The decision for Norfolk to have a £60m superfast broadband network by 2015 has been described as "historic" by the leader of the county council.
Derrick Murphy welcomed the government's decision to match the council's £15m bid for the network, with private firms set to add £30m.
Norfolk was one of only four counties to be given government funding due to its rural location and slow speeds.
"It's a fantastic day for Norfolk," said Conservative Mr Murphy.
"It's what we've been crying out for in this county for ages and it is a truly historic day now that we've got it," he added.
Other counties to receive an share of £49m funding from Broadband Delivery UK (BDUK) are Wiltshire and Devon and Somerset, which launched a joint bid.
Currently more than 50,000 homes and businesses in Norfolk are in broadband "not spots", having no broadband access or experiencing speeds of less than 2Mbps (megabits per second), Norfolk County Council said .
It promised every property in Norfolk could access a minimum connection of 2Mbps by 2015 and superfast broadband would be available for most of the county.
Superfast internet would be at least 10 times faster.
Independent research carried out by SQW consultants predicted the superfast rollout could bring an extra £401m into the Norfolk economy by 2025.
It also shows that about 1,330 jobs could be created.

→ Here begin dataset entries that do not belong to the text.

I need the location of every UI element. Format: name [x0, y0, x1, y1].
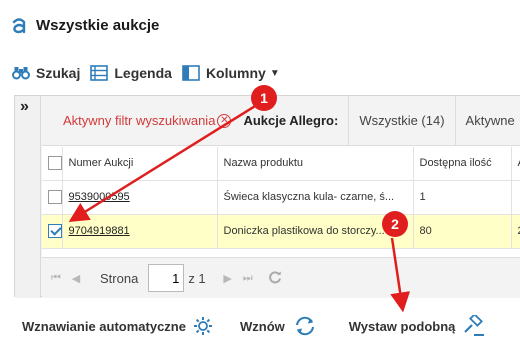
available-qty-cell: 1 — [413, 180, 512, 215]
last-page-icon[interactable]: ⏭ — [242, 272, 254, 285]
table-row-selected[interactable]: 9704919881 Doniczka plastikowa do storcz… — [42, 214, 520, 249]
row-checkbox-checked[interactable] — [48, 224, 61, 238]
auto-renew-label: Wznawianie automatyczne — [22, 318, 186, 334]
auctions-table: Numer Aukcji Nazwa produktu Dostępna ilo… — [42, 147, 520, 249]
filter-bar: Aktywny filtr wyszukiwania ✕ Aukcje Alle… — [42, 96, 520, 146]
title-bar: Wszystkie aukcje — [0, 0, 520, 50]
table-header-row: Numer Aukcji Nazwa produktu Dostępna ilo… — [42, 147, 520, 181]
auction-number-cell: 9704919881 — [62, 214, 218, 249]
list-similar-button[interactable]: Wystaw podobną — [349, 315, 486, 337]
column-header-name[interactable]: Nazwa produktu — [217, 147, 414, 181]
active-filter-indicator[interactable]: Aktywny filtr wyszukiwania ✕ — [63, 113, 232, 128]
search-button[interactable]: Szukaj — [12, 65, 80, 81]
refresh-icon[interactable] — [268, 270, 282, 287]
select-all-cell — [42, 147, 63, 181]
tab-active[interactable]: Aktywne — [454, 96, 520, 146]
legend-label: Legenda — [114, 65, 172, 81]
legend-button[interactable]: Legenda — [90, 65, 172, 81]
allegro-auctions-label: Aukcje Allegro: — [243, 113, 339, 128]
gear-refresh-icon — [193, 317, 212, 335]
list-icon — [90, 65, 109, 81]
extra-cell — [511, 180, 520, 215]
toolbar: Szukaj Legenda Kolumny ▼ — [12, 62, 290, 84]
clear-filter-icon[interactable]: ✕ — [217, 113, 232, 128]
prev-page-icon[interactable]: ◀ — [70, 272, 82, 285]
select-all-checkbox[interactable] — [48, 156, 61, 171]
allegro-logo-icon — [12, 18, 26, 34]
column-header-extra[interactable]: A — [511, 147, 520, 181]
active-filter-label: Aktywny filtr wyszukiwania — [63, 113, 216, 128]
refresh-icon-svg — [268, 270, 281, 283]
auctions-grid: » Aktywny filtr wyszukiwania ✕ Aukcje Al… — [14, 95, 520, 298]
table-row[interactable]: 9539000595 Świeca klasyczna kula- czarne… — [42, 180, 520, 215]
sync-icon — [295, 316, 314, 336]
product-name-cell: Doniczka plastikowa do storczy... — [217, 214, 414, 249]
column-header-number[interactable]: Numer Aukcji — [62, 147, 218, 181]
grid-main: Aktywny filtr wyszukiwania ✕ Aukcje Alle… — [42, 96, 520, 298]
page-label: Strona — [100, 270, 139, 286]
gavel-icon — [464, 315, 485, 336]
available-qty-cell: 80 — [413, 214, 512, 249]
auction-number-cell: 9539000595 — [62, 180, 218, 215]
row-select-cell — [42, 214, 63, 249]
binoculars-icon — [12, 67, 30, 80]
extra-cell: 2 — [511, 214, 520, 249]
page-number-input[interactable] — [148, 264, 185, 292]
search-label: Szukaj — [36, 65, 81, 81]
row-checkbox[interactable] — [48, 190, 61, 204]
chevron-down-icon: ▼ — [269, 67, 280, 79]
columns-dropdown[interactable]: Kolumny ▼ — [182, 65, 280, 81]
auction-number-link[interactable]: 9539000595 — [69, 191, 130, 203]
tab-all[interactable]: Wszystkie (14) — [348, 96, 454, 146]
sidebar-expand-toggle[interactable]: » — [15, 96, 41, 298]
product-name-cell: Świeca klasyczna kula- czarne, ś... — [217, 180, 414, 215]
auto-renew-button[interactable]: Wznawianie automatyczne — [22, 315, 214, 337]
list-similar-label: Wystaw podobną — [348, 318, 456, 334]
first-page-icon[interactable]: ⏮ — [50, 272, 62, 285]
actions-bar: Wznawianie automatyczne Wznów Wystaw pod… — [22, 312, 520, 340]
renew-label: Wznów — [239, 318, 285, 334]
auction-number-link[interactable]: 9704919881 — [69, 225, 130, 237]
page-of-label: z 1 — [188, 270, 206, 286]
double-chevron-right-icon: » — [20, 98, 29, 115]
columns-icon — [182, 65, 200, 81]
row-select-cell — [42, 180, 63, 215]
next-page-icon[interactable]: ▶ — [222, 272, 234, 285]
pagination-bar: ⏮ ◀ Strona z 1 ▶ ⏭ — [42, 257, 520, 298]
columns-label: Kolumny — [205, 65, 266, 81]
column-header-qty[interactable]: Dostępna ilość — [413, 147, 512, 181]
window-title: Wszystkie aukcje — [36, 16, 160, 34]
renew-button[interactable]: Wznów — [240, 315, 317, 337]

Chris Starkey from Shaping Norfolk's Future said the news was "at least as important as the A11 dualling" and would benefit "thousands of businesses, schoolchildren and older people".
Caroline Williams, chief executive of Norfolk Chamber of Commerce, said she believed the pledge would "help people to embrace new technologies" and "help the economy at a time when we really need it".
Sarah Lee, head of policy for The Countryside Alliance Foundation, said: "We welcome this new funding package but it is important that there is competitive rollout of broadband services."
The government said it wanted to make the UK the best place for superfast broadband in Europe by 2015.